Tuesday, June 15, 2010

Transcending Righteousness

by Miki Kashtan

Imagine you came to a conference about reconciliation. Imagine you are gay, and you discovered that nothing on the agenda explores this dimension of human life. How would you feel, and what would you do? A dear friend just had this experience. I hope you find her story inspiring. I did.

Her first response was isolation and depression. Sensing the group to be fairly conservative, she felt utterly alone, and quite desperate about it, to the point of almost changing her flight and going home early. She kept meditating and praying, and woke up on the third day with an entirely different orientation. She took the microphone, let everyone know that she was gay, and made herself available to talk with people about anything related to the topic that they wanted. I see this as precisely the courage of nonviolence that I have been writing about often. She combined, in this act, radical vulnerability combined with service. Despite her emotional discomfort, she didn’t ask for anything, she didn’t attempt to justify anything, she only made herself available.

And people started coming. A pastor who wanted to talk with her about how to work with gay people who come out to her as well as with other members of the congregation who are against homosexuality. A woman who worked closely with someone without knowing he was gay until she learned that his partner had died and found out he was a man. She was so confused she didn’t know what to say, and never acknowledged this to anyone, not even her close coworker who had just lost his partner. Over the remaining days she met with a steady stream of people who had no previous context for exploring their feelings and concerns. Instead of trying to get them to agree with her position, as so many of us are wont to do, she connected with the deepest places of caring in both of them, and found communion beyond, or underneath attachment to position or to being right about anything. With some no words were exchanged, only a hug, or a smile.
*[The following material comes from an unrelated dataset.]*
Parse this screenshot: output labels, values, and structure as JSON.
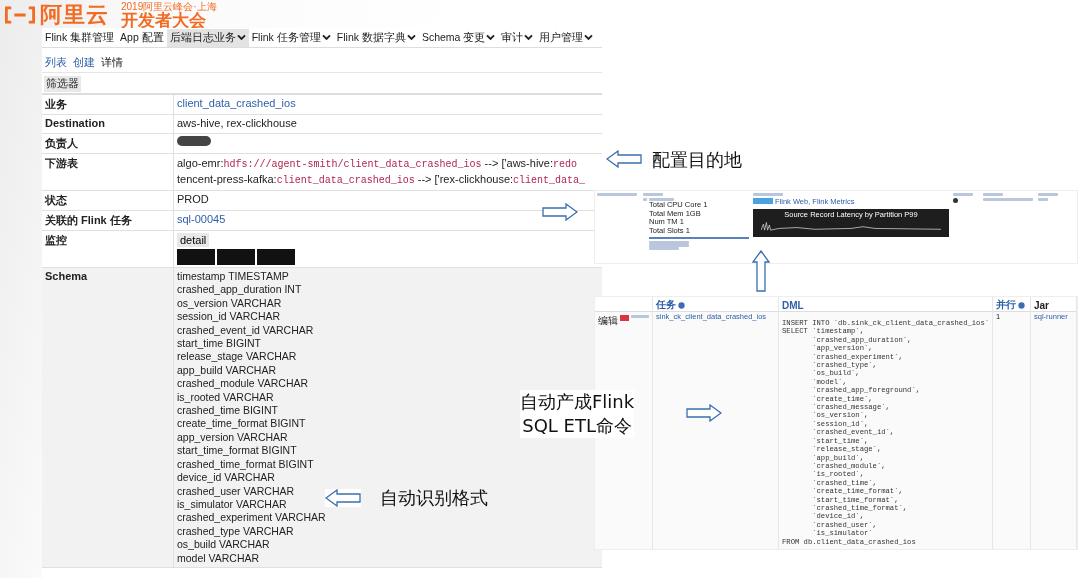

Towards the end my friend experienced a sense of community with people who for the most part had an entirely different position on the issues. No matter. They were all human. They all cared about reconciliation and human connection. They all wanted to live in integrity with their values, whatever their values, and they all wanted to find ways of engaging with their uncertainty about their positions, to open up just a little more to the complexity of life. There was no need to agree, which had the surprising effect of creating so much more freedom for my friend. As she said, this was reconciliation in action, more powerful than any learning or methodology she could get from the officially scheduled presentations.

When I shared with her how moved and touched I was by her story, she added that she didn’t have a sense of having done something, more that it happened to her through grace. Knowing how easily we don’t give ourselves credit, I embarked with her on an exploration of grace and volition. I imagine we all know, intuitively, that we cannot bring grace to us through intention. And yet my friend easily conceded that any one of us could, and she did, make ourselves ready for grace. What does it take? Inner clarity, release of attachment to outcome or to knowing, a kind of ultimate surrender, without resistance, without agenda. Nothing guarantees that grace would then come to us, of course. It only prepares us for receiving. In addition, when grace arrives, as it did for this friend, we still accept or refuse the invitation. My friend did, with astonishing results. I hope when called to do so I will, too.